I so agree!! Those people should get the same treatment than the pigeon! I wish what goes around, comes around!


----------



## ippychick

*I got a reply from Best Friends; *

She said anyone interested in adopting Iduna should fill in the application form. Outside state adoptions are fine, but it is the adopters responsibility to pay for it. 

She also said Best Friends has about 70 pigeons right now, all looking for a home ~ of which 20 are white pigeons like Iduna, and from the same university where they conducted psychological tests on them. 

She wasn't sure if she can give out the name of the university yet, as she has to check if there had been an agreement to keep it as a secret for an exchange of these birds. But she promised to check it and come back to me about it.


----------



## bluebirdsnfur

Holy Crap! The university has done this to 20 more white pigeons!?!? You bet they know it's wrong if they are asking Best Friends not to release their name ! I will never understand that kind of mentality and lack of compation . . .aaaaaaaaaaaahhh!!

*Spirit Wings . . what a sweetie to take in Iduna.
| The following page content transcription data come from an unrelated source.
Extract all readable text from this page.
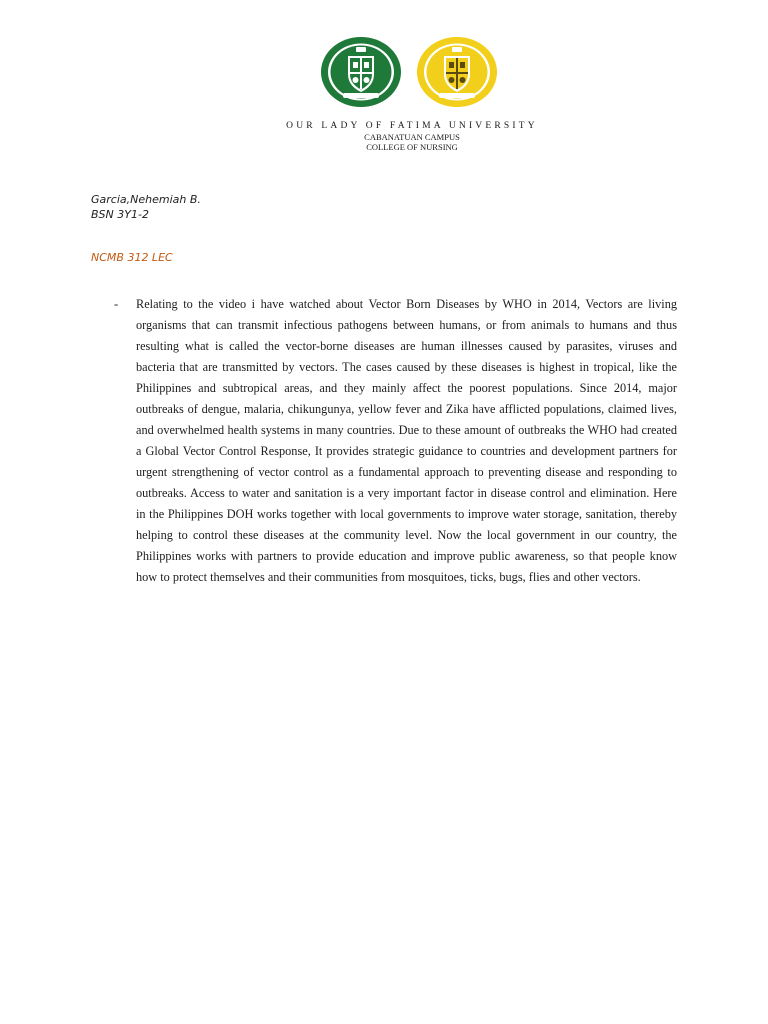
OUR LADY OF FATIMA UNIVERSITY
CABANATUAN CAMPUS
COLLEGE OF NURSING
Garcia,Nehemiah B.
BSN 3Y1-2
NCMB 312 LEC
- Relating to the video i have watched about Vector Born Diseases by WHO in 2014, Vectors are living organisms that can transmit infectious pathogens between humans, or from animals to humans and thus resulting what is called the vector-borne diseases are human illnesses caused by parasites, viruses and bacteria that are transmitted by vectors. The cases caused by these diseases is highest in tropical, like the Philippines and subtropical areas, and they mainly affect the poorest populations. Since 2014, major outbreaks of dengue, malaria, chikungunya, yellow fever and Zika have afflicted populations, claimed lives, and overwhelmed health systems in many countries. Due to these amount of outbreaks the WHO had created a Global Vector Control Response, It provides strategic guidance to countries and development partners for urgent strengthening of vector control as a fundamental approach to preventing disease and responding to outbreaks. Access to water and sanitation is a very important factor in disease control and elimination. Here in the Philippines DOH works together with local governments to improve water storage, sanitation, thereby helping to control these diseases at the community level. Now the local government in our country, the Philippines works with partners to provide education and improve public awareness, so that people know how to protect themselves and their communities from mosquitoes, ticks, bugs, flies and other vectors.
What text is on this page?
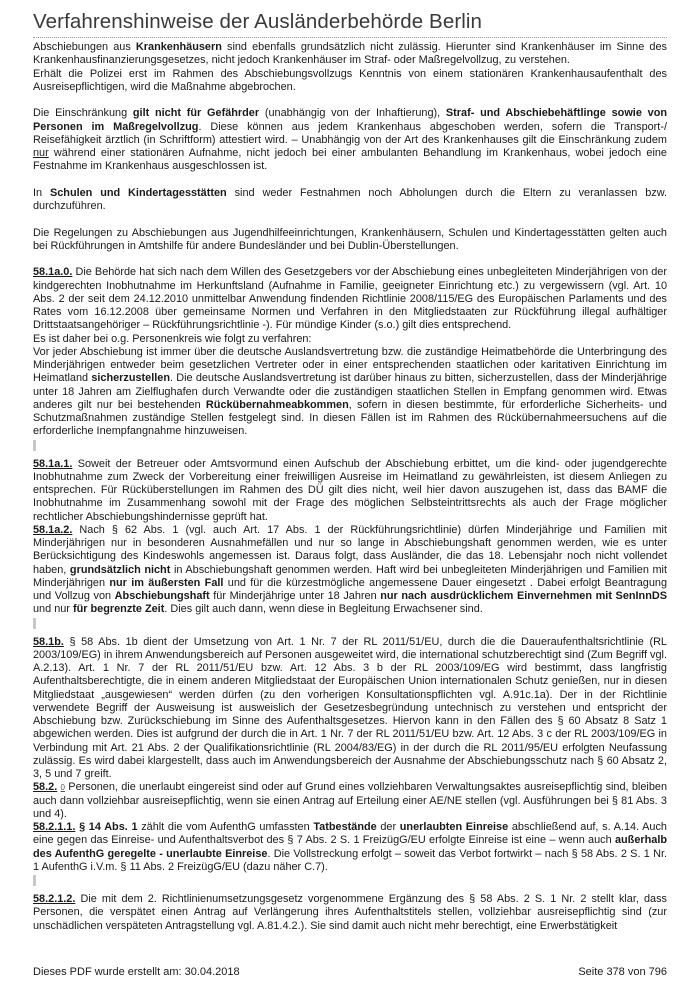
Verfahrenshinweise der Ausländerbehörde Berlin

Abschiebungen aus Krankenhäusern sind ebenfalls grundsätzlich nicht zulässig. Hierunter sind Krankenhäuser im Sinne des Krankenhausfinanzierungsgesetzes, nicht jedoch Krankenhäuser im Straf- oder Maßregelvollzug, zu verstehen.
Erhält die Polizei erst im Rahmen des Abschiebungsvollzugs Kenntnis von einem stationären Krankenhausaufenthalt des Ausreisepflichtigen, wird die Maßnahme abgebrochen.

Die Einschränkung gilt nicht für Gefährder (unabhängig von der Inhaftierung), Straf- und Abschiebehäftlinge sowie von Personen im Maßregelvollzug. Diese können aus jedem Krankenhaus abgeschoben werden, sofern die Transport-/ Reisefähigkeit ärztlich (in Schriftform) attestiert wird. – Unabhängig von der Art des Krankenhauses gilt die Einschränkung zudem nur während einer stationären Aufnahme, nicht jedoch bei einer ambulanten Behandlung im Krankenhaus, wobei jedoch eine Festnahme im Krankenhaus ausgeschlossen ist.

In Schulen und Kindertagesstätten sind weder Festnahmen noch Abholungen durch die Eltern zu veranlassen bzw. durchzuführen.

Die Regelungen zu Abschiebungen aus Jugendhilfeeinrichtungen, Krankenhäusern, Schulen und Kindertagesstätten gelten auch bei Rückführungen in Amtshilfe für andere Bundesländer und bei Dublin-Überstellungen.

58.1a.0. Die Behörde hat sich nach dem Willen des Gesetzgebers vor der Abschiebung eines unbegleiteten Minderjährigen von der kindgerechten Inobhutnahme im Herkunftsland (Aufnahme in Familie, geeigneter Einrichtung etc.) zu vergewissern (vgl. Art. 10 Abs. 2 der seit dem 24.12.2010 unmittelbar Anwendung findenden Richtlinie 2008/115/EG des Europäischen Parlaments und des Rates vom 16.12.2008 über gemeinsame Normen und Verfahren in den Mitgliedstaaten zur Rückführung illegal aufhältiger Drittstaatsangehöriger – Rückführungsrichtlinie -). Für mündige Kinder (s.o.) gilt dies entsprechend.
Es ist daher bei o.g. Personenkreis wie folgt zu verfahren:
Vor jeder Abschiebung ist immer über die deutsche Auslandsvertretung bzw. die zuständige Heimatbehörde die Unterbringung des Minderjährigen entweder beim gesetzlichen Vertreter oder in einer entsprechenden staatlichen oder karitativen Einrichtung im Heimatland sicherzustellen. Die deutsche Auslandsvertretung ist darüber hinaus zu bitten, sicherzustellen, dass der Minderjährige unter 18 Jahren am Zielflughafen durch Verwandte oder die zuständigen staatlichen Stellen in Empfang genommen wird. Etwas anderes gilt nur bei bestehenden Rückübernahmeabkommen, sofern in diesen bestimmte, für erforderliche Sicherheits- und Schutzmaßnahmen zuständige Stellen festgelegt sind. In diesen Fällen ist im Rahmen des Rückübernahmeersuchens auf die erforderliche Inempfangnahme hinzuweisen.

58.1a.1. Soweit der Betreuer oder Amtsvormund einen Aufschub der Abschiebung erbittet, um die kind- oder jugendgerechte Inobhutnahme zum Zweck der Vorbereitung einer freiwilligen Ausreise im Heimatland zu gewährleisten, ist diesem Anliegen zu entsprechen. Für Rücküberstellungen im Rahmen des DÜ gilt dies nicht, weil hier davon auszugehen ist, dass das BAMF die Inobhutnahme im Zusammenhang sowohl mit der Frage des möglichen Selbsteintrittsrechts als auch der Frage möglicher rechtlicher Abschiebungshindernisse geprüft hat.

58.1a.2. Nach § 62 Abs. 1 (vgl. auch Art. 17 Abs. 1 der Rückführungsrichtlinie) dürfen Minderjährige und Familien mit Minderjährigen nur in besonderen Ausnahmefällen und nur so lange in Abschiebungshaft genommen werden, wie es unter Berücksichtigung des Kindeswohls angemessen ist. Daraus folgt, dass Ausländer, die das 18. Lebensjahr noch nicht vollendet haben, grundsätzlich nicht in Abschiebungshaft genommen werden. Haft wird bei unbegleiteten Minderjährigen und Familien mit Minderjährigen nur im äußersten Fall und für die kürzestmögliche angemessene Dauer eingesetzt . Dabei erfolgt Beantragung und Vollzug von Abschiebungshaft für Minderjährige unter 18 Jahren nur nach ausdrücklichem Einvernehmen mit SenInnDS und nur für begrenzte Zeit. Dies gilt auch dann, wenn diese in Begleitung Erwachsener sind.

58.1b. § 58 Abs. 1b dient der Umsetzung von Art. 1 Nr. 7 der RL 2011/51/EU, durch die die Daueraufenthaltsrichtlinie (RL 2003/109/EG) in ihrem Anwendungsbereich auf Personen ausgeweitet wird, die international schutzberechtigt sind (Zum Begriff vgl. A.2.13). Art. 1 Nr. 7 der RL 2011/51/EU bzw. Art. 12 Abs. 3 b der RL 2003/109/EG wird bestimmt, dass langfristig Aufenthaltsberechtigte, die in einem anderen Mitgliedstaat der Europäischen Union internationalen Schutz genießen, nur in diesen Mitgliedstaat „ausgewiesen“ werden dürfen (zu den vorherigen Konsultationspflichten vgl. A.91c.1a). Der in der Richtlinie verwendete Begriff der Ausweisung ist ausweislich der Gesetzesbegründung untechnisch zu verstehen und entspricht der Abschiebung bzw. Zurückschiebung im Sinne des Aufenthaltsgesetzes. Hiervon kann in den Fällen des § 60 Absatz 8 Satz 1 abgewichen werden. Dies ist aufgrund der durch die in Art. 1 Nr. 7 der RL 2011/51/EU bzw. Art. 12 Abs. 3 c der RL 2003/109/EG in Verbindung mit Art. 21 Abs. 2 der Qualifikationsrichtlinie (RL 2004/83/EG) in der durch die RL 2011/95/EU erfolgten Neufassung zulässig. Es wird dabei klargestellt, dass auch im Anwendungsbereich der Ausnahme der Abschiebungsschutz nach § 60 Absatz 2, 3, 5 und 7 greift.

58.2. 0 Personen, die unerlaubt eingereist sind oder auf Grund eines vollziehbaren Verwaltungsaktes ausreisepflichtig sind, bleiben auch dann vollziehbar ausreisepflichtig, wenn sie einen Antrag auf Erteilung einer AE/NE stellen (vgl. Ausführungen bei § 81 Abs. 3 und 4).

58.2.1.1. § 14 Abs. 1 zählt die vom AufenthG umfassten Tatbestände der unerlaubten Einreise abschließend auf, s. A.14. Auch eine gegen das Einreise- und Aufenthaltsverbot des § 7 Abs. 2 S. 1 FreizügG/EU erfolgte Einreise ist eine – wenn auch außerhalb des AufenthG geregelte - unerlaubte Einreise. Die Vollstreckung erfolgt – soweit das Verbot fortwirkt – nach § 58 Abs. 2 S. 1 Nr. 1 AufenthG i.V.m. § 11 Abs. 2 FreizügG/EU (dazu näher C.7).

58.2.1.2. Die mit dem 2. Richtlinienumsetzungsgesetz vorgenommene Ergänzung des § 58 Abs. 2 S. 1 Nr. 2 stellt klar, dass Personen, die verspätet einen Antrag auf Verlängerung ihres Aufenthaltstitels stellen, vollziehbar ausreisepflichtig sind (zur unschädlichen verspäteten Antragstellung vgl. A.81.4.2.). Sie sind damit auch nicht mehr berechtigt, eine Erwerbstätigkeit

Dieses PDF wurde erstellt am: 30.04.2018	Seite 378 von 796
He certainly will think he has died and gone to heaven. Bless your pea pickin heart 

I hope more forever homes can be found soon for the other poor test pijies.*


----------



## tuxedobaby

ippychick said:


> I thought about the same! I'm not sure if it's possible to get the university's name, but perhaps someone at the sanctuary might be able to tell it to us ~ I could e-mail them about it, and also I would like to write to them! It's totally unacceptable what they did, and I hope they don't have any other animals there right now...
> 
> If I get any info about the university, I'll let you know!


thanks!i really want to voice opinion about how wrong it is to treat a creature in such a way,it made me so damned angry, any establishment who uses creatures in such a way should be named and shamed and people made aware of what goes on


----------



## kippermom

Clearly, whether it is the 70 poor birds in Utah, the San Fransico Kings, the abandoned Pigeon King birds in Canada and the Northern U.S. or the local shelter rescues...there are WAY more lonely, needy pigeons out there than there are homes....BUT...together we whittle away at the number, save the ones we can, promote the cause, donate money to rescue groups...do our best.

(We got word of a senior beagle at the local shelter a few weeks ago that was on the "short list" with just hours to live....my husband encouraged me to go get it. I complained that there were so many in the shelter and we could not save them all..he said..."No, but we can save this one!"...and we did.)


----------



## FloridaLuv

ippychick said:


> Ps. His name, Iduna, is a girl's name, but means "loving one" ~ isn't that sweet?!


Ahhh... so INCREDIABLY _fitting_ that name IS!!!!!! 

ANY news Spirit Wings?????....... I'm waiting for NEWS!!!! LOL

Btw--- PHOTOS, of the new doggie member Kippermom!CONGRATS!  You have ONE smart Hubby! uh huh!


----------



## ippychick

*bluebirdsnfur*



bluebirdsnfur said:


> Holy Crap! The university has done this to 20 more white pigeons!?!? You bet they know it's wrong if they are asking Best Friends not to release their name ! I will never understand that kind of mentality and lack of compation . . .aaaaaaaaaaaahhh!!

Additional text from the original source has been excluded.